Why is there a need?
Why do we need different places to deploy our code to. Now imagine you work for a bank, and want to test a feature where a customer can withdraw Rp10.000.000 from their account.
You seriously don’t want your developers to withdraw money every time they load up the App. Actually, you don’t even want to do it once. What we want is to have some sort of development environment where you can (in this case) withdraw money without it changing the balance of real customers.
Multiple environments allow the developer or QA team to have private application. We want to see if our code has fulfilled the expected outcome, but we want any issues or debugging logs to be visible only to us and not to the real users.
Here we generally would want some logging for developers to see what isn’t working correctly. You don’t (usually) want development environments to use the same database, logging or analytics systems as a production environment.
· Usually uses test databases
· API calls may be directed to a test backend
· Debug symbols may be turned on, which makes applications run slower than in production
· Analytics disabled
· Push actions from a server (websockets, mobile notifications, Forced updates) only apply to DEV software
Usually used for human testing (although dev may be used for this purpose).
The idea is that the environment is similar to Development in that the system uses test databases, but is also similar to Prod in that the speed of the execution should be the same as the production version.
· Uses test databases
· Most of the environment is the same as Prod
In production everything is “real”, or at least should be as this is the environment that your users are going to use. However, when you use a Prod app and (for example) charge a credit card, that credit card will be charged. That is, be careful.
· Uses real databases
· No debugging
How do we set up our environment in PPL
In our PPL Project, we have 3 environments that are development, staging, and production. Development is running on our local computer from each developer. Staging and Production run on the same server but different port. Here is some environments variable that we use in our product.

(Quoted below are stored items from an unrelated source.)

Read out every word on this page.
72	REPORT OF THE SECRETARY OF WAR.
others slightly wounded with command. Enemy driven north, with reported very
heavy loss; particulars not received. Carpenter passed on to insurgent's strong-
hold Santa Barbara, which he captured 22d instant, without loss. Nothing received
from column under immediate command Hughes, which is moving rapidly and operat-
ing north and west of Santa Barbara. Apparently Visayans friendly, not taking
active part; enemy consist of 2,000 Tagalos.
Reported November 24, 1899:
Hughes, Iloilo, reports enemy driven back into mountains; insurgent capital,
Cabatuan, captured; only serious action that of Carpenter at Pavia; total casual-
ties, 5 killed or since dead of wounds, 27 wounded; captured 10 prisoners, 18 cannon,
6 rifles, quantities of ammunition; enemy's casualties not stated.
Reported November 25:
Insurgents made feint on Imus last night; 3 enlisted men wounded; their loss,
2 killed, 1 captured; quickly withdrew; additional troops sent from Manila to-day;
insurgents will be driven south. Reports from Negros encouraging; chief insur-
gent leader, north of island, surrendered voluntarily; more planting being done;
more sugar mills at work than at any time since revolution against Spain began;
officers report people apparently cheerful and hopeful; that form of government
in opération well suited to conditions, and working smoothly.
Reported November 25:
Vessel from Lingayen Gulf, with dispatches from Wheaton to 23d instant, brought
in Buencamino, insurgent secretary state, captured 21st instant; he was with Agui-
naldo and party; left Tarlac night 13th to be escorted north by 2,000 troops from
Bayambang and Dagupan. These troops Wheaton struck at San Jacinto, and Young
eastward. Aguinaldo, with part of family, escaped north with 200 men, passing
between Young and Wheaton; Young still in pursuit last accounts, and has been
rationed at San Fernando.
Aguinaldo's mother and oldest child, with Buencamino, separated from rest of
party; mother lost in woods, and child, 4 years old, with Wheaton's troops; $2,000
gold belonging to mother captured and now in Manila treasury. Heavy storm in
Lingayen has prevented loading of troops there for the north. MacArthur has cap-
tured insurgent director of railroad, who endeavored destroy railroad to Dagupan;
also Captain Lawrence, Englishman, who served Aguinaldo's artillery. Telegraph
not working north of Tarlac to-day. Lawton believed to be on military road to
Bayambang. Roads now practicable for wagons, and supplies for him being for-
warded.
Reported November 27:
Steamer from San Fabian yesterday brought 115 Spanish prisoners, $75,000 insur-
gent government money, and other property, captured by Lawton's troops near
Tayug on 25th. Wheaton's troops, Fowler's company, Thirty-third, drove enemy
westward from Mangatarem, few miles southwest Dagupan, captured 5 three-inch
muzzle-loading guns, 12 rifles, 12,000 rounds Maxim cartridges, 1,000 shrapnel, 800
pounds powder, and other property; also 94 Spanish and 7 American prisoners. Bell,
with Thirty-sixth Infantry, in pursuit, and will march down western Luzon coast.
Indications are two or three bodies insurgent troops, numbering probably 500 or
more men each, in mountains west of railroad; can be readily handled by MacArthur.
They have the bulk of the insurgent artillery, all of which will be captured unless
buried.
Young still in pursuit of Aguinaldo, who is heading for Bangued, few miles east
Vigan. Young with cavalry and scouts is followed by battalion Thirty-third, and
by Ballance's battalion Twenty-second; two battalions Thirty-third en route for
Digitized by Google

Each environment has different dependencies like database, URL, etc. So that we need different variables for each environment so we don’t infer the other environment or application.
So in the conclusion, each environment has its own variable and different place from each other. It has different functions to test is our application works well or not. Here is the summary of our environment terminology:
- Production Environment: The environment used by the end user of your software
- Development Environment: The environment you use when you create software
- Environment: The Operating System, API calls and databases used by software
- Staging Environment: An environment somewhere between Development and Production
Thanks for reading and don’t forget to be grateful!